Japan’s benchmark Nikkei average opened up 1.14% on Tuesday, while Australia’s S&P/ASX 200 was up 0.2% at 0133GMT. MSCI’s gauge of Asia Pacific stocks outside Japan rose 0.23%.
Hang Seng Index and China’s benchmark CSI300 Index opened higher but fell into negative territory, weighed by property stocks.
A large proportion of S&P 500 companies are due to report results this week, including technology heavyweights Facebook , Apple Inc, Amazon, Microsoft, and Alphabet, which have been the drivers of the market rally this year.

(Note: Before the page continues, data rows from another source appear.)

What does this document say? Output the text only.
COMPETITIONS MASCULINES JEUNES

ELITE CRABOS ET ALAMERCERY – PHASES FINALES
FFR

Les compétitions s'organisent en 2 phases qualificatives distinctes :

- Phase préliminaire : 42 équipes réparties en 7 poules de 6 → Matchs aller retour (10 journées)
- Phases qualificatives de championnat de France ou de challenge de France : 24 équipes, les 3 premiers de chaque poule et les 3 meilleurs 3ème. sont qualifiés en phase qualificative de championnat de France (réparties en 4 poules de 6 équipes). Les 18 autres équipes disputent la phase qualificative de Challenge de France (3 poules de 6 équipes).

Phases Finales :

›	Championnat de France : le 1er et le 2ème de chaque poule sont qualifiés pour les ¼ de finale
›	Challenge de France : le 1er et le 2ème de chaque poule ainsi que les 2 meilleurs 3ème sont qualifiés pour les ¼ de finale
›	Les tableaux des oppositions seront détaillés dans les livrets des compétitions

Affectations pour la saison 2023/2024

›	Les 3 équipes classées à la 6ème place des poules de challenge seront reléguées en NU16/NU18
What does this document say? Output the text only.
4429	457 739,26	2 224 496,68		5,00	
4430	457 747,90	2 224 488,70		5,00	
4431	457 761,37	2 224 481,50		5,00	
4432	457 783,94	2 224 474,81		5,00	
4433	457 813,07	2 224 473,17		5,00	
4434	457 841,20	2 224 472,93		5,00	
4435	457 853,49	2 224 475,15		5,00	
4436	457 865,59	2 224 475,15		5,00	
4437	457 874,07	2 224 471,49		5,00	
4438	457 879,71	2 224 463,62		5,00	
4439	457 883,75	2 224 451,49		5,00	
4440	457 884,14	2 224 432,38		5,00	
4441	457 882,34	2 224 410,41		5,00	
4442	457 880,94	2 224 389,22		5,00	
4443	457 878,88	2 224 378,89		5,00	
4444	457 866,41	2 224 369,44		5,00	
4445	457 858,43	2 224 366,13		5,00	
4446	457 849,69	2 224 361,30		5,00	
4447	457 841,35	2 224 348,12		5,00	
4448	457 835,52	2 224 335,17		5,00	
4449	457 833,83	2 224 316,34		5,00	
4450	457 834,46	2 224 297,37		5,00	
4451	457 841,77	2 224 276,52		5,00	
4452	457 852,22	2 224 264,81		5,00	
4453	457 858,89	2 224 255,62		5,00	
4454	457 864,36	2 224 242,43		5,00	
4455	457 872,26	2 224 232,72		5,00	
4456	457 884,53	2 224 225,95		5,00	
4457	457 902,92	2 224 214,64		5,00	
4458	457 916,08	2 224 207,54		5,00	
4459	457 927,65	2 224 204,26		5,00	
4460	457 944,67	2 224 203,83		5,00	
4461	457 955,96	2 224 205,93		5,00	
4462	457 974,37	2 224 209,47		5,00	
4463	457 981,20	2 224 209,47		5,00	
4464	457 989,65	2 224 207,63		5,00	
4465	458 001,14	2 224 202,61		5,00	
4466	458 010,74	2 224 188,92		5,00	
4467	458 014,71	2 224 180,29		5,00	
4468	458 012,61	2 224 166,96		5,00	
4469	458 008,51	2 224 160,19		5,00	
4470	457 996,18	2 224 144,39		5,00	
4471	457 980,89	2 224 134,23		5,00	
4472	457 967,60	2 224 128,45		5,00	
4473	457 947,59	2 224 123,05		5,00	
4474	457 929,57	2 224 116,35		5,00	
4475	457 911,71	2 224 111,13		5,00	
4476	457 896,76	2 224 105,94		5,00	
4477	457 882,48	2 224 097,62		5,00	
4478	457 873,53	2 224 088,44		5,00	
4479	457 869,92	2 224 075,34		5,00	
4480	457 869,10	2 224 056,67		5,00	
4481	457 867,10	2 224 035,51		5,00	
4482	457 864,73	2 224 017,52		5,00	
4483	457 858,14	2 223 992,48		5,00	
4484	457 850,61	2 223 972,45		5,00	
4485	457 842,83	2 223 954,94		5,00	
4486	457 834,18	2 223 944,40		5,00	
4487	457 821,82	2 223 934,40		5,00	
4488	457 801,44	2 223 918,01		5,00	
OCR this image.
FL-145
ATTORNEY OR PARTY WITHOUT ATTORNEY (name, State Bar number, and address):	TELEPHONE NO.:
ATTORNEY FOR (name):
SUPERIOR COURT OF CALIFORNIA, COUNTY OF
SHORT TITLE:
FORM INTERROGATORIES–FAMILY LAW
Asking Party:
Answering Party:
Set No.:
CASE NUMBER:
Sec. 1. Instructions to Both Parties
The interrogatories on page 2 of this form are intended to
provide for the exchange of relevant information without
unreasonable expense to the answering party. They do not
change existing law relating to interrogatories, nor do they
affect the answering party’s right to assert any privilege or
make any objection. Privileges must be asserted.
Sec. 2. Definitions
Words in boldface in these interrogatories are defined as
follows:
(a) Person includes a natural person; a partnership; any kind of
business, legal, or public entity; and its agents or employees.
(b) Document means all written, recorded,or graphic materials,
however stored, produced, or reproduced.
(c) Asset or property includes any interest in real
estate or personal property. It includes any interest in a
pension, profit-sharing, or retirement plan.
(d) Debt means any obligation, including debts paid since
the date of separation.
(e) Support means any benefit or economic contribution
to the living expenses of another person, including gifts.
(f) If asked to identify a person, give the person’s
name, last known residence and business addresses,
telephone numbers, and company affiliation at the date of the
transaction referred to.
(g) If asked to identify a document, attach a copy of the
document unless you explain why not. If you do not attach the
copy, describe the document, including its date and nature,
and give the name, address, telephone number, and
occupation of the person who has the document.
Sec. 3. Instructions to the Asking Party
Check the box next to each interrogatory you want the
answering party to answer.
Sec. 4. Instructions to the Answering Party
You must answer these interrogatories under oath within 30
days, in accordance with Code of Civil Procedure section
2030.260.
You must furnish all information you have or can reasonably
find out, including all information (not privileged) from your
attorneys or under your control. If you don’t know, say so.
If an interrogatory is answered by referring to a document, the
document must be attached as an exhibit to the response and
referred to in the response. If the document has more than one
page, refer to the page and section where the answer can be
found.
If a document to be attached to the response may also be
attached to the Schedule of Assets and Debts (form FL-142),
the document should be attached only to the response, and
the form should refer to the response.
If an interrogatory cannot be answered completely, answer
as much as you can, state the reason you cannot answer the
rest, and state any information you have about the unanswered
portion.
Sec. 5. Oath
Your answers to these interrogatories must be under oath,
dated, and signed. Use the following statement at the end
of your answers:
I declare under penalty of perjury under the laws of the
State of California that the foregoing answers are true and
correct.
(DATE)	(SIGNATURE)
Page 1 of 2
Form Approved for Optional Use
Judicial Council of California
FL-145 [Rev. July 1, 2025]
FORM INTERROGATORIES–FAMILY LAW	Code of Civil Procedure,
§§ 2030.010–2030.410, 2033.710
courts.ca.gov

“Of the S&P 500 firms that have reported this season, the net surprise on earnings has been 13%. So it is easy to understand the optimism percolating through risk appetite despite inflation fears,” said ANZ Research in a Tuesday note.
“The economy remains very strong. We expect the recovery will re-accelerate once bottlenecks and COVID concerns subside,” ANZ analysts said in the note. The Dow Jones Industrials and S&P 500 closed at record highs on Monday. Tesla, which jumped 12.66% and breached $1 trillion in market capitalisation, also provided the biggest boost to the S&P 500 and the Nasdaq.
China has said it will roll out a pilot real estate tax in some regions, adding to existing investor concerns about real estate in the mainland.
An index of Hong Kong-listed mainland property firms dropped 4%.
“The market is still going in a strong trend, particularly as it started to digest that Fed will start tapering in November,” said Edison Pun, Senior Market Analyst at Saxo Markets.
“However, we need to watch whether it will put on extra pressure on the Chinese property market when property tax is rolled out. It could hurt consumption in the end if we are seeing an overall downturn on Chinese property prices,” he said. U.S. Treasury yields were lower as uncertainty about when the Federal Reserve would raise rates to curb rising inflation weighed on market sentiment.
The dollar rose 0.1% on Tuesday, recovering from a near one-month trough hit during the previous session.
Oil prices rose on Monday and reached multi-year highs, as tight global supply and strengthening fuel demand in the United States and beyond supported prices.
Brent crude futures slipped 0.03% to $85.96 a barrel, while the U.S. West Texas Intermediate (WTI) crude futures dipped 0.04% to $83.72 a barrel in Tuesday morning trading. Spot gold was down 0.21% to $1,803. per ounce.